Linear Hashing Is Optimal
Michael Jaber, Vinayak M. Kumar, David Zuckerman
TL;DR
This work resolves whether a simple linear-hashing scheme over GF(2) matches the max-load of fully random hashing. By introducing potential functions and a careful decomposition into kernel vectors, the authors prove that hashing n balls into n bins via a random linear map achieves an expected maximum load of O(log n / log log n), matching the classic random-function bound up to constants. They extend the result to m balls and n bins and derive tail bounds with quadratic decay, yielding both two-sided and high-probability guarantees.
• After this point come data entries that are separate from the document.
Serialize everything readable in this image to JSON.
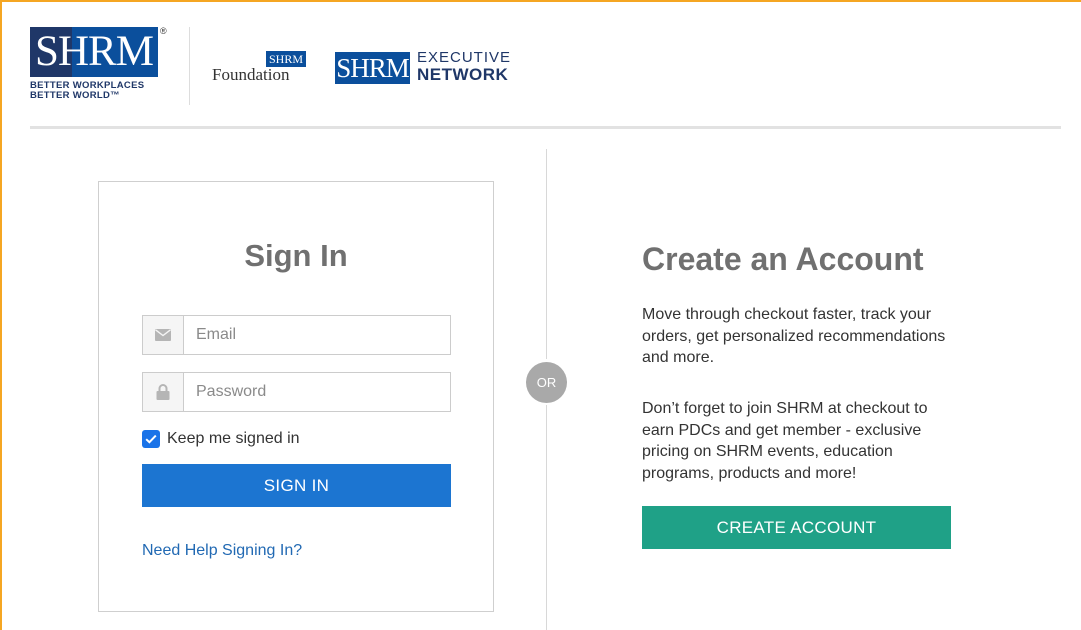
{
  "header": {
    "shrm_logo": {
      "text": "SHRM",
      "registered": "®",
      "tagline_line1": "BETTER WORKPLACES",
      "tagline_line2": "BETTER WORLD™"
    },
    "foundation_logo": {
      "mini": "SHRM",
      "text": "Foundation"
    },
    "executive_logo": {
      "box": "SHRM",
      "top": "EXECUTIVE",
      "bottom": "NETWORK"
    }
  },
  "signin": {
    "title": "Sign In",
    "email_placeholder": "Email",
    "password_placeholder": "Password",
    "keep_signed_in_label": "Keep me signed in",
    "keep_signed_in_checked": true,
    "button_label": "SIGN IN",
    "help_link": "Need Help Signing In?"
  },
  "divider": {
    "label": "OR"
  },
  "create": {
    "title": "Create an Account",
    "description": "Move through checkout faster, track your orders, get personalized recommendations and more.",
    "description2": "Don’t forget to join SHRM at checkout to earn PDCs and get member - exclusive pricing on SHRM events, education programs, products and more!",
    "button_label": "CREATE ACCOUNT"
  },
  "colors": {
    "brand_blue": "#0b4f9c",
    "brand_navy": "#1f3768",
    "signin_button": "#1c75d1",
    "create_button": "#1fa187",
    "link": "#2169b3",
    "frame_accent": "#f5a623"
  },
  "icons": {
    "email": "envelope-icon",
    "password": "lock-icon",
    "checkbox": "check-icon"
  }
}
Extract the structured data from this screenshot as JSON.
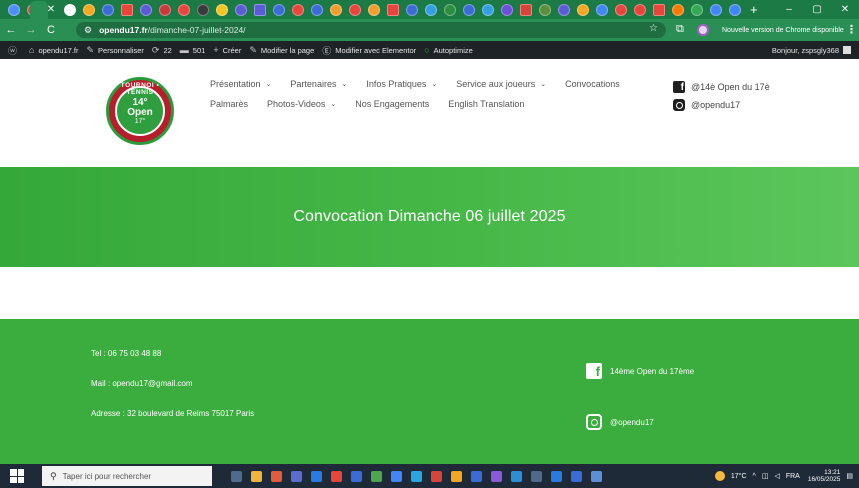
{
  "browser": {
    "tab_icon_colors": [
      "#4d8ef7",
      "#e8453c",
      "#ffffff",
      "#f5a623",
      "#3b6cd6",
      "#e8453c",
      "#5b5bd6",
      "#c93b3b",
      "#e8453c",
      "#3b3b3b",
      "#f5c623",
      "#5b5bd6",
      "#5b5bd6",
      "#3b6cd6",
      "#e8453c",
      "#3b6cd6",
      "#f29e2e",
      "#e8453c",
      "#f29e2e",
      "#e8453c",
      "#3b6cd6",
      "#34a0e0",
      "#2c8f3f",
      "#3b6cd6",
      "#34a0e0",
      "#6b4fd6",
      "#d6453c",
      "#5b8f3f",
      "#5b5bd6",
      "#f5a623",
      "#4285f4",
      "#e8453c",
      "#e8453c",
      "#e8453c",
      "#ff7a00",
      "#34a853",
      "#4285f4",
      "#4285f4"
    ],
    "new_tab": "+",
    "window_controls": [
      "–",
      "▢",
      "✕"
    ],
    "url_host": "opendu17.fr",
    "url_path": "/dimanche-07-juillet-2024/",
    "update_chip_label": "Nouvelle version de Chrome disponible",
    "menu_label": "⋮"
  },
  "adminbar": {
    "items": [
      {
        "icon": "wordpress-icon",
        "glyph": "ⓦ",
        "label": ""
      },
      {
        "icon": "home-icon",
        "glyph": "⌂",
        "label": "opendu17.fr"
      },
      {
        "icon": "brush-icon",
        "glyph": "✎",
        "label": "Personnaliser"
      },
      {
        "icon": "updates-icon",
        "glyph": "⟳",
        "label": "22"
      },
      {
        "icon": "comments-icon",
        "glyph": "▬",
        "label": "501"
      },
      {
        "icon": "plus-icon",
        "glyph": "+",
        "label": "Créer"
      },
      {
        "icon": "pencil-icon",
        "glyph": "✎",
        "label": "Modifier la page"
      },
      {
        "icon": "elementor-icon",
        "glyph": "Ⓔ",
        "label": "Modifier avec Elementor"
      },
      {
        "icon": "autoptimize-icon",
        "glyph": "○",
        "label": "Autoptimize"
      }
    ],
    "greeting": "Bonjour, zspsgly368"
  },
  "logo": {
    "ring_text": "TOURNOI • TENNIS",
    "line1": "14°",
    "line2": "Open",
    "line3": "17°"
  },
  "menu": {
    "row1": [
      {
        "label": "Présentation",
        "caret": "⌄"
      },
      {
        "label": "Partenaires",
        "caret": "⌄"
      },
      {
        "label": "Infos Pratiques",
        "caret": "⌄"
      },
      {
        "label": "Service aux joueurs",
        "caret": "⌄"
      },
      {
        "label": "Convocations",
        "caret": ""
      }
    ],
    "row2": [
      {
        "label": "Palmarès",
        "caret": ""
      },
      {
        "label": "Photos-Videos",
        "caret": "⌄"
      },
      {
        "label": "Nos Engagements",
        "caret": ""
      },
      {
        "label": "English Translation",
        "caret": ""
      }
    ]
  },
  "social_header": {
    "facebook": "@14è Open du 17è",
    "instagram": "@opendu17"
  },
  "hero": {
    "title": "Convocation Dimanche 06 juillet 2025"
  },
  "footer": {
    "tel": "Tel : 06 75 03 48 88",
    "mail": "Mail : opendu17@gmail.com",
    "address": "Adresse : 32 boulevard de Reims 75017 Paris",
    "facebook": "14ème Open du 17ème",
    "instagram": "@opendu17"
  },
  "taskbar": {
    "search_placeholder": "Taper ici pour rechercher",
    "app_colors": [
      "#4f6a8a",
      "#f2b33d",
      "#e25b3c",
      "#5b6ecf",
      "#2a7be0",
      "#e8453c",
      "#3b6cd6",
      "#4da64e",
      "#4285f4",
      "#2ca5e0",
      "#d6453c",
      "#f5a623",
      "#3b6cd6",
      "#8a5bd6",
      "#2c8fd6",
      "#4f6a8a",
      "#2a7be0",
      "#3b6cd6",
      "#5b8fd6"
    ],
    "weather": "17°C",
    "language": "FRA",
    "time": "13:21",
    "date": "16/05/2025"
  }
}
The findings justify the practicality and effectiveness of linear hash families for load balancing, offering a conceptually simple, implementable alternative to more complex k-wise independent schemes while preserving near-optimal performance. The approach has implications for hashing with chaining, incremental cryptography, and streaming algorithms where simplicity and efficiency are critical.
Abstract
We prove that hashing $n$ balls into $n$ bins via a random matrix over $\mathbf{F}_2$ yields expected maximum load $O(\log n / \log \log n)$. This matches the expected maximum load of a fully random function and resolves an open question posed by Alon, Dietzfelbinger, Miltersen, Petrank, and Tardos (STOC '97, JACM '99). More generally, we show that the maximum load exceeds $r\cdot\log n/\log\log n$ with probability at most $O(1/r^2)$.